Either we want people dead, or we want something else. The first priority is to protect, French far-left union leader Philippe Martinez said Friday on France-Inter radio.

He praised France's temporary unemployment measures and state health care system but said that's not enough, warning that teachers could refuse to return to work when French schools start reopening May 11 if their safety isn't guaranteed.

Lockdowns couldn't extinguish the May Day protest spirit in Greece, where demonstrators lined up two meters apart in careful rows in Athens' Syntagma Square. Organizers, wearing masks and gloves, used tape measures to set out exact positions for the protesters to stand, marking the positions with large colored squares.

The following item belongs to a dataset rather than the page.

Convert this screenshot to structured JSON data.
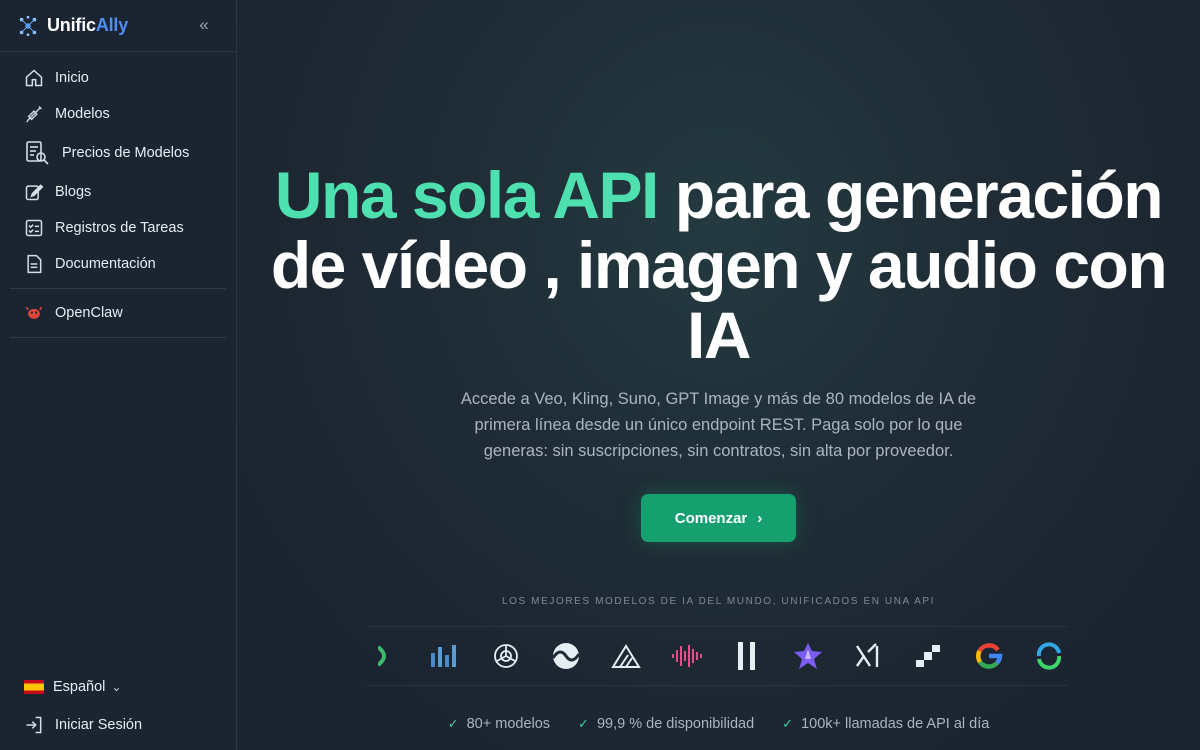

May Day labor protests started in the 19th century in the U.S., where the number of Americans filing for unemployment benefits surpassed a staggering 30 million this week. Economists say joblessness in April could hit numbers not seen since the Great Depression of the 1930s.

Essential workers will strike around the U.S. on Friday to demand safer conditions during the coronavirus outbreak, while other groups plan rallies against tight stay-at-home orders they say are crippling the U.S. economy.

Lacey Ward, an Omaha hairstylist, said she is worried that the Nebraska governor's decision to let salons reopen on May 4 could put her and her family at risk. She would prefer to collect unemployment until the danger subsides.

I feel like we are literally the guinea pigs in this situation, she said. May Day is a state holiday in many countries, and lockdowns mean this is the first time that Russia whose prime minister has the virus will not hold big demonstrations on Red Square.

In Turkey, police and demonstrators wearing masks and face guards faced off in Istanbul, and 15 people were detained for trying to march to a symbolic square in defiance of a lockdown.

A special noisy protest is planned in the Czech Republic, where people will honk horns, play drums or shout at midday to express anger at the government's handling of the crisis. And hundreds of Czechs who commute to work in Germany and Austria plan to block a border crossing to protest restrictions imposed on them amid the pandemic.

Bulgaria's opposition Socialist Party urged members to share online stories about wages and work conditions, and demand secure income, solidarity and social justice."